More than half of these patients will be offered the opportunity either of travelling to another NHS hospital, most likely in England, for their operation, or of treatment in a private hospital, paid for by the NHS.
But Gwent Healthcare Trust bosses want to treat as many extra cases as possible in Gwent hospitals. They are proposing projects to temporarily boost capacity at the Royal Gwent and Nevill Hall Hospitals, and hope to persuade the Assembly to fund these through the Second Offer Scheme.
Set up earlier this year to pay for extra treatments to ensure no patient in Wales waited more than 18 months for an operation, the scheme was extended in the summer when Assembly health minister Jane Hutt announced that the maximum treatment waiting time was being reduced to a year.
Since then, Welsh NHS trusts have been working out how many more patients must be treated during 2004/05 to meet the new target, and how much it will cost.
In Gwent, 1,961 more treatments than planned this year are required, at an extra cost of £6,033,000.
More than 800 are orthopaedic treatments, costing nearly £4m.

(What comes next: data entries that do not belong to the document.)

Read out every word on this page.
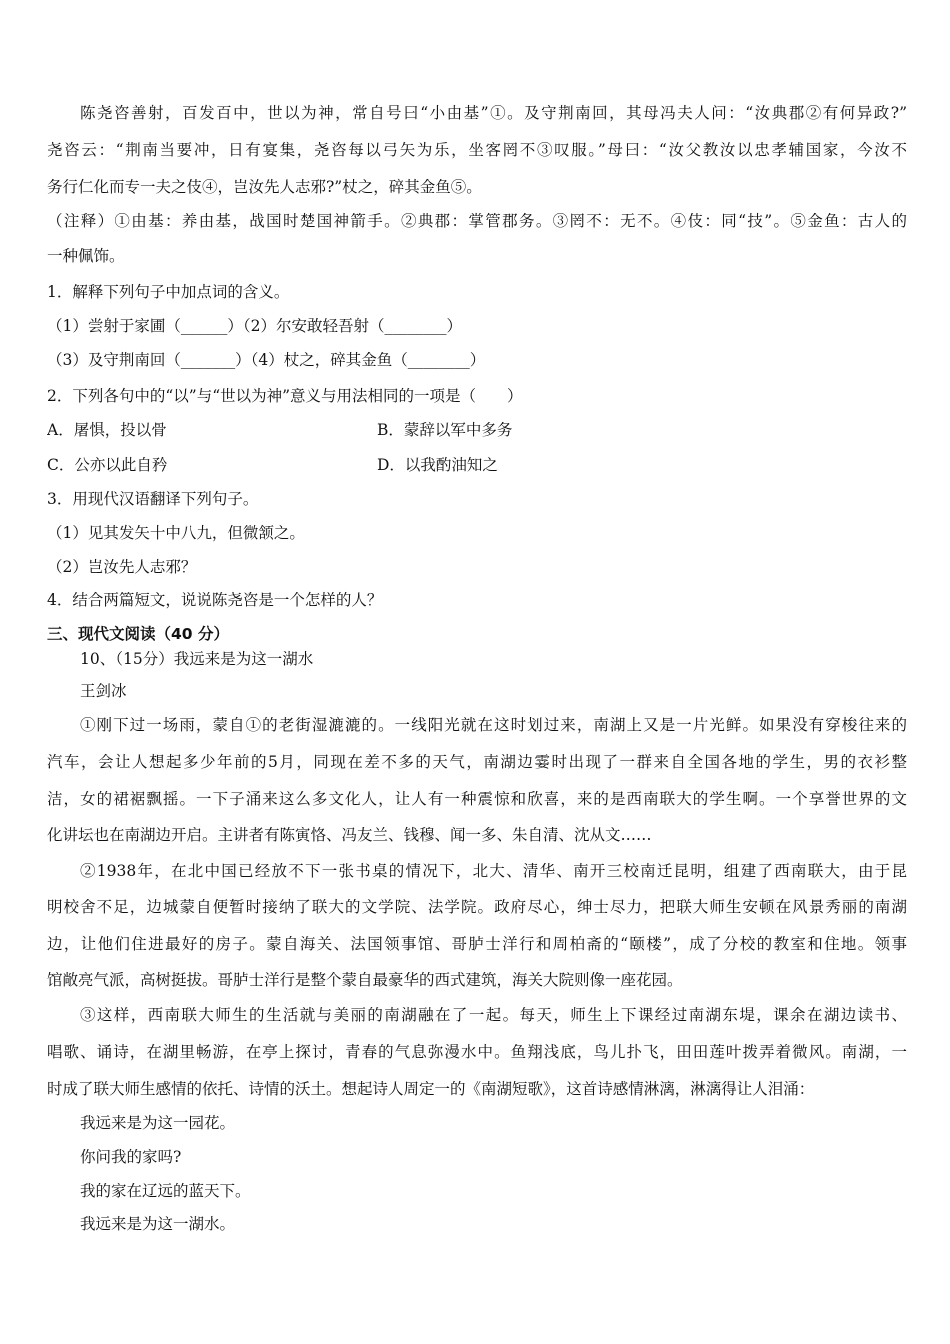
陈尧咨善射，百发百中，世以为神，常自号曰“小由基”①。及守荆南回，其母冯夫人问：“汝典郡②有何异政?”
尧咨云：“荆南当要冲，日有宴集，尧咨每以弓矢为乐，坐客罔不③叹服。”母曰：“汝父教汝以忠孝辅国家，今汝不
务行仁化而专一夫之伎④，岂汝先人志邪?”杖之，碎其金鱼⑤。
（注释）①由基：养由基，战国时楚国神箭手。②典郡：掌管郡务。③罔不：无不。④伎：同“技”。⑤金鱼：古人的
一种佩饰。
1．解释下列句子中加点词的含义。
（1）尝射于家圃（______）（2）尔安敢轻吾射（________）
（3）及守荆南回（_______）（4）杖之，碎其金鱼（________）
2．下列各句中的“以”与“世以为神”意义与用法相同的一项是（　　）
A．屠惧，投以骨	B．蒙辞以军中多务
C．公亦以此自矜	D．以我酌油知之
3．用现代汉语翻译下列句子。
（1）见其发矢十中八九，但微颔之。
（2）岂汝先人志邪？
4．结合两篇短文，说说陈尧咨是一个怎样的人？
三、现代文阅读（40 分）
10、（15分）我远来是为这一湖水
王剑冰
①刚下过一场雨，蒙自①的老街湿漉漉的。一线阳光就在这时划过来，南湖上又是一片光鲜。如果没有穿梭往来的
汽车，会让人想起多少年前的5月，同现在差不多的天气，南湖边霎时出现了一群来自全国各地的学生，男的衣衫整
洁，女的裙裾飘摇。一下子涌来这么多文化人，让人有一种震惊和欣喜，来的是西南联大的学生啊。一个享誉世界的文
化讲坛也在南湖边开启。主讲者有陈寅恪、冯友兰、钱穆、闻一多、朱自清、沈从文……
②1938年，在北中国已经放不下一张书桌的情况下，北大、清华、南开三校南迁昆明，组建了西南联大，由于昆
明校舍不足，边城蒙自便暂时接纳了联大的文学院、法学院。政府尽心，绅士尽力，把联大师生安顿在风景秀丽的南湖
边，让他们住进最好的房子。蒙自海关、法国领事馆、哥胪士洋行和周柏斋的“颐楼”，成了分校的教室和住地。领事
馆敞亮气派，高树挺拔。哥胪士洋行是整个蒙自最豪华的西式建筑，海关大院则像一座花园。
③这样，西南联大师生的生活就与美丽的南湖融在了一起。每天，师生上下课经过南湖东堤，课余在湖边读书、
唱歌、诵诗，在湖里畅游，在亭上探讨，青春的气息弥漫水中。鱼翔浅底，鸟儿扑飞，田田莲叶拨弄着微风。南湖，一
时成了联大师生感情的依托、诗情的沃土。想起诗人周定一的《南湖短歌》，这首诗感情淋漓，淋漓得让人泪涌：
我远来是为这一园花。
你问我的家吗?
我的家在辽远的蓝天下。
我远来是为这一湖水。
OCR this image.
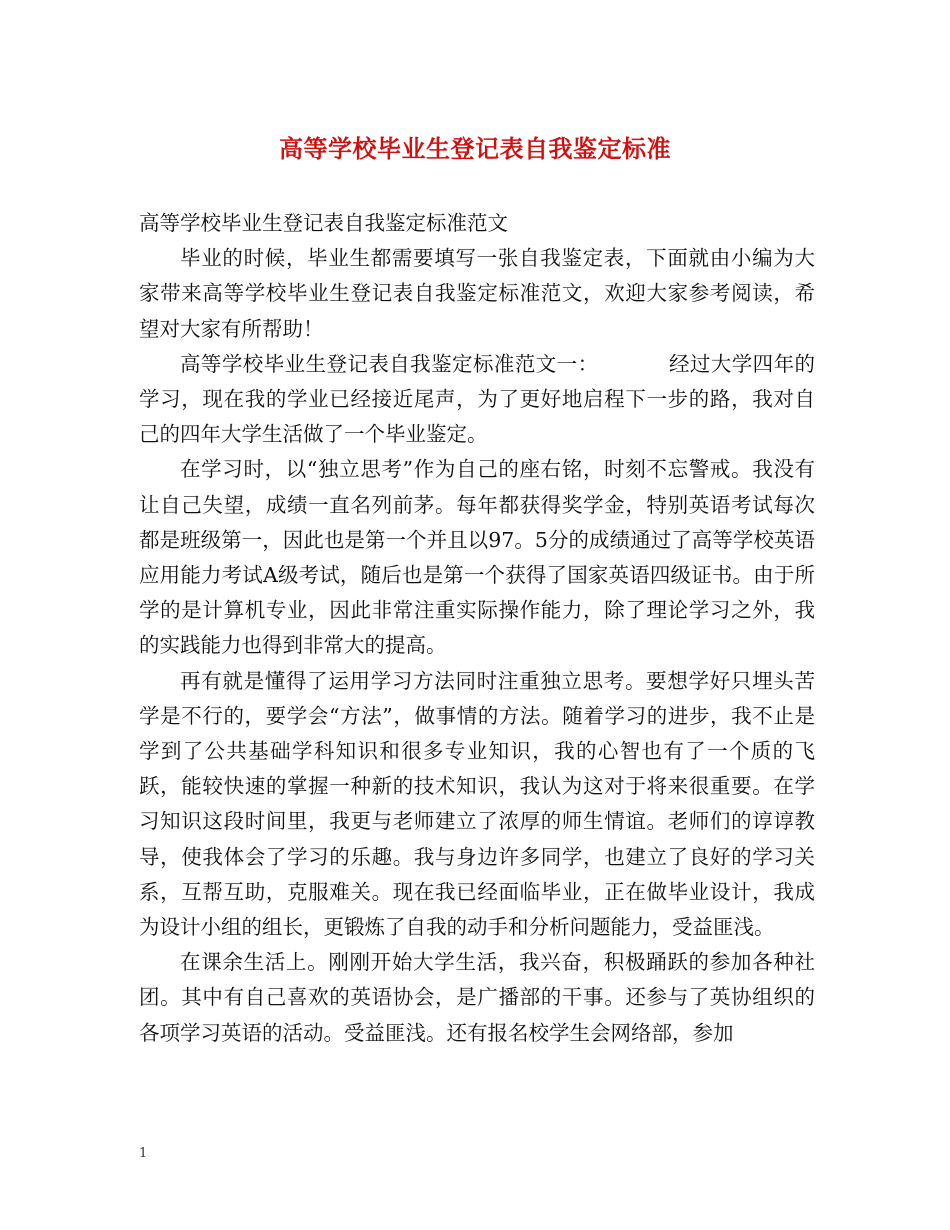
高等学校毕业生登记表自我鉴定标准

高等学校毕业生登记表自我鉴定标准范文

毕业的时候，毕业生都需要填写一张自我鉴定表，下面就由小编为大家带来高等学校毕业生登记表自我鉴定标准范文，欢迎大家参考阅读，希望对大家有所帮助！

高等学校毕业生登记表自我鉴定标准范文一：	经过大学四年的学习，现在我的学业已经接近尾声，为了更好地启程下一步的路，我对自己的四年大学生活做了一个毕业鉴定。

在学习时，以“独立思考”作为自己的座右铭，时刻不忘警戒。我没有让自己失望，成绩一直名列前茅。每年都获得奖学金，特别英语考试每次都是班级第一，因此也是第一个并且以97。5分的成绩通过了高等学校英语应用能力考试A级考试，随后也是第一个获得了国家英语四级证书。由于所学的是计算机专业，因此非常注重实际操作能力，除了理论学习之外，我的实践能力也得到非常大的提高。

再有就是懂得了运用学习方法同时注重独立思考。要想学好只埋头苦学是不行的，要学会“方法”，做事情的方法。随着学习的进步，我不止是学到了公共基础学科知识和很多专业知识，我的心智也有了一个质的飞跃，能较快速的掌握一种新的技术知识，我认为这对于将来很重要。在学习知识这段时间里，我更与老师建立了浓厚的师生情谊。老师们的谆谆教导，使我体会了学习的乐趣。我与身边许多同学，也建立了良好的学习关系，互帮互助，克服难关。现在我已经面临毕业，正在做毕业设计，我成为设计小组的组长，更锻炼了自我的动手和分析问题能力，受益匪浅。

在课余生活上。刚刚开始大学生活，我兴奋，积极踊跃的参加各种社团。其中有自己喜欢的英语协会，是广播部的干事。还参与了英协组织的各项学习英语的活动。受益匪浅。还有报名校学生会网络部，参加

1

All bar a few dozen of these must be done outside Gwent, or in a private hospital, as will two-thirds of the proposed 360 extra ear-nose and throat (ENT) treatments.
But several hundreds of extra general surgery, urology and gynaecology treatments will be provided in Gwent hospitals if funding is agreed for more operating sessions, for instance at weekends.
Trust bosses want to minimise what is known as the outsourcing of treatments, to ensure continuity of care and reduce the impact of pressures on waiting times next year, as a result of patients turning down Second Offer Scheme opportunities at other hospitals.
Plans also recognise the fact that some patients must be treated in Gwent as their particular problems rule out transfer.